About Hanakoa Falls
Hanakoa Falls is the other of two well-named waterfalls featured on the Kalalau Trail along the famed Na Pali Coast.
This one is much taller than Hanakapi’ai Falls.
However, it has lower flow (at least in my experience).
Although I’ve seen it said that this waterfall can top 1,000ft in height, I was only able to see the last 300 or 400ft of it.
If the height figure is correct, then perhaps there are more hidden tiers unseen from the ground.
I did recall seeing more tiers from helicopter rides that wouldn’t have been visible from the ground.
Being situated well into the Na Pali Coast, this impressive falls is nestled within one of the cathedral-like wrinkles in the mountains backing Hanakoa Valley.
It was roughly at the half way point of the Kalalau Trail.
Hanakoa Falls Permit
In order to get all the way to Hanakoa Falls, I had to obtain a hiking permit (or a camping permit) because it required me to hike beyond Hanakapi’ai Beach.
I managed to pick it up in person from the Department of Land and Agriculture building in Lihu’e.
Moreover, I was able to get a day hike permit a couple of days before the hike.
Ordinarily, I understand that permits to do the Kalalau Trail beyond Hanakapi’ai Beach would typically require bookings six months in advance!
However, I was able to secure my permits last minute because I wasn’t seeking a camping permit (for Kalalau Beach).
Instead, I only needed the day use permit for Hanakoa Falls.
Hiking to Hanakoa Falls
There was a reason why the authorities required permits to do any kind of hike beyond Hanakapi’ai Beach.
I even struggled big time with the day hike because it was brutally narrow, hilly, and slow.
It was wrought with hazards such as the nearly constant long drop-offs on the makai side.
I also had to contend with slippery and narrow sections of track that almost forced me to scratch myself against some of the overgrowth protruding onto the trail.
All said, it easily took me from day break to sunset to cover the 13 miles round trip to do this hike.
Indeed, it was a pace that was nowhere near the usual 2mph from more normal hikes.
I also nearly dehydrated and suffered a heat stroke after running out of water.
So the lesson learned here was to bring a filter (you can read about my adventure here) or iodine tablets.
The Spur Trail to Hanakoa Falls
In terms of logistics, the turnoff for Hanakoa Falls was after the crossing of Hanakoa Stream about 4 miles beyond Hanakapi’ai Beach along the Kalalau Trail (or about 6 miles from the trailhead).
There were picnic shelters nearby that kind of hinted to me that the easy-to-miss signed turnoff was near.
It easily took me nearly 5 hours just to get to this point.
Once I managed to find the overgrown spur trail, there were bright ribbons tied to twigs to help identify the difficult-to-follow Hanakoa Falls Trail.
At times the trail hugged eroded ledges overlooking Hanakoa Stream.
Other times, the trail disappeared into the dense shadows of vegetative overgrowth providing plenty of headscratching and doubling back moments for me.
The falls finally became visible through the foliage about 1/2 mile from the turnoff heading inland from the Kalalau Trail.
A posted sign warned against falling rocks, and the field of large boulders that have already tumbled down the hillside provided an additional warning against me venturing any closer.
Even though I managed to reach the falls at around midday, I took an extended lunch break until around 1:30pm.
Therefore, the hike back seemed even longer and more difficult as I gave myself less time to get back before dark (though the break was very necessary).
So do keep in mind that this hike is not for the faint-of-heart!
Hanakoa Falls resides in Napali Coast State Wilderness Park.

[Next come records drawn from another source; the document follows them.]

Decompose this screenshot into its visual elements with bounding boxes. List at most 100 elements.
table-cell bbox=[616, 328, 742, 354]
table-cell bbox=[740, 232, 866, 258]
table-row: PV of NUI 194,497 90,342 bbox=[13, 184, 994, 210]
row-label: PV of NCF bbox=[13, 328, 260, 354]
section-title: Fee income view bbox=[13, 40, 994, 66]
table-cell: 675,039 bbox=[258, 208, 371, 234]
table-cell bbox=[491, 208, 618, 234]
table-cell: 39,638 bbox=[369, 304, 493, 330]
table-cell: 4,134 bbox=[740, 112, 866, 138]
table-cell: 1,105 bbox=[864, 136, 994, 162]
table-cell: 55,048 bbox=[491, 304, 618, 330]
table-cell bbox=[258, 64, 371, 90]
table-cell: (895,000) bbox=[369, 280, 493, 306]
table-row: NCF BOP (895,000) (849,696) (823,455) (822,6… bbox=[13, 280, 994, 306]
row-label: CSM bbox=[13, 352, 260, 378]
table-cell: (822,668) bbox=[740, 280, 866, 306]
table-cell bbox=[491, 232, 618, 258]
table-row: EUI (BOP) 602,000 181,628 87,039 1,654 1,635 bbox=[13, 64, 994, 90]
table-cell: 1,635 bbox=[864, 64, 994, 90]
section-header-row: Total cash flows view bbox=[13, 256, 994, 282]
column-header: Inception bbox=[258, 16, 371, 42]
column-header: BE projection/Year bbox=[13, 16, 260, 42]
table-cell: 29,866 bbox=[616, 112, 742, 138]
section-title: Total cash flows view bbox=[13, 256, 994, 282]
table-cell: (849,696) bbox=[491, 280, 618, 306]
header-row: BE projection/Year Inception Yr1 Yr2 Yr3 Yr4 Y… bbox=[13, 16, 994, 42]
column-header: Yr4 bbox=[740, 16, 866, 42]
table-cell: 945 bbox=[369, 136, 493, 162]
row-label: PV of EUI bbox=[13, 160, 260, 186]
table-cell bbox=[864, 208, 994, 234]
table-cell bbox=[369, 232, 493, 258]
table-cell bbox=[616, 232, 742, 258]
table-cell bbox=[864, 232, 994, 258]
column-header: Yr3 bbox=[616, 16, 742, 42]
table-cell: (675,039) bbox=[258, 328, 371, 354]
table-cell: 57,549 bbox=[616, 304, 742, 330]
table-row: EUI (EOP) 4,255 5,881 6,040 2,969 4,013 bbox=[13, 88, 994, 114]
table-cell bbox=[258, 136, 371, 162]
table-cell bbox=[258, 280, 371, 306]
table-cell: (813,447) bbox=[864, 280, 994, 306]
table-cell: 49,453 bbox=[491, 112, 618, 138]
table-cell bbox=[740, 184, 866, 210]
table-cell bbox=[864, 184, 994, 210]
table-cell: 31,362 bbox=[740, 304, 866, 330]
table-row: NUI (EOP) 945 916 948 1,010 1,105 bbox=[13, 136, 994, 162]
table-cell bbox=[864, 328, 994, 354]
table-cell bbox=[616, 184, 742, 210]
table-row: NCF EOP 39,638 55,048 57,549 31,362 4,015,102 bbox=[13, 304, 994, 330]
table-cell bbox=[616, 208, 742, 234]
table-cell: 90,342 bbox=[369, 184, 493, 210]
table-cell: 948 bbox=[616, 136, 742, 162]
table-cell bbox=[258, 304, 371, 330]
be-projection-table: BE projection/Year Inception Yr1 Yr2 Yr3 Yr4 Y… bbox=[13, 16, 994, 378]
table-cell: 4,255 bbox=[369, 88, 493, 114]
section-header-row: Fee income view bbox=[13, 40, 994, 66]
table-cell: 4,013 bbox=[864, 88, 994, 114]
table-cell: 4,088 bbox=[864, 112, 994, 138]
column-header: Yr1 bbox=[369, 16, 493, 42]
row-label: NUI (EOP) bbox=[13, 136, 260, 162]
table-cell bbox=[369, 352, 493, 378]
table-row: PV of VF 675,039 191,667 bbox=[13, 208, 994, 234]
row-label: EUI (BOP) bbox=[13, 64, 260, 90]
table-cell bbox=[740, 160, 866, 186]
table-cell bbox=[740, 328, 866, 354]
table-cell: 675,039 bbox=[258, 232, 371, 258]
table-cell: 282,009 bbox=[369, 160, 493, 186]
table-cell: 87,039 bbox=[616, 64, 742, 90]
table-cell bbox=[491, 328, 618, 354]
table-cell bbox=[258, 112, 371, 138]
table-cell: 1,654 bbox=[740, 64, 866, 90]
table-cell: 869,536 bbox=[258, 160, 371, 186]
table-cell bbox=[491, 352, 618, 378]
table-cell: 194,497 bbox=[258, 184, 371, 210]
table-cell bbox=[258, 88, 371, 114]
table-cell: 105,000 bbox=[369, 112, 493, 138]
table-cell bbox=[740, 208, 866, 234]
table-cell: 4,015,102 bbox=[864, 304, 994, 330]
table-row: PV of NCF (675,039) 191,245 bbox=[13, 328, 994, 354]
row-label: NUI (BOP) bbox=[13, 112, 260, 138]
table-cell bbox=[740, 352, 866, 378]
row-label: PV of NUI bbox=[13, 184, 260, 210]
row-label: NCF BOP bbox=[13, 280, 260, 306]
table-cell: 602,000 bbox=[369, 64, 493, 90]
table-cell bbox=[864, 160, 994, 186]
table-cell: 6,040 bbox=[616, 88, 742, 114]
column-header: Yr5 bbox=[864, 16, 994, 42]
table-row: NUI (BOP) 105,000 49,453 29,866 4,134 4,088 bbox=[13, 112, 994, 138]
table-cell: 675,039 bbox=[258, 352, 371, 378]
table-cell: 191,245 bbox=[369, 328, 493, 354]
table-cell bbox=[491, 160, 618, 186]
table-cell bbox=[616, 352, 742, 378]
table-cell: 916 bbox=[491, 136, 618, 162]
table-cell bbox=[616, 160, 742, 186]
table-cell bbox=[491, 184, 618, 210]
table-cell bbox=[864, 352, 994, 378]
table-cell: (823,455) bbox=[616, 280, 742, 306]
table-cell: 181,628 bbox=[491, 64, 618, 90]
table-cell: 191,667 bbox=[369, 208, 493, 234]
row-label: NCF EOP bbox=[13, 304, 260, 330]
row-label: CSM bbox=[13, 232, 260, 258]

For information or inquiries about the general area as well as current conditions, you may want to try visiting the Department of Land and Natural Resources (DLNR) website.
This hike shares the same trailhead as the Hanakapi’ai Falls trail (let alone the Kalalau Trail). We’ll reproduce the driving directions here for convenience.
From Princeville (30 miles or an hour drive north of Lihu’e), follow Route 560 west for 10 miles to its end near Ke’e Beach and the Kalalau Trail trailhead. Note that the 56 (Kaumuali’i Hwy) becomes Route 560 (Kuhio Hwy) just west of Princeville. The primitive parking lot has very limited space, especially considering the number of large trucks, SUVs, and RVs parking here.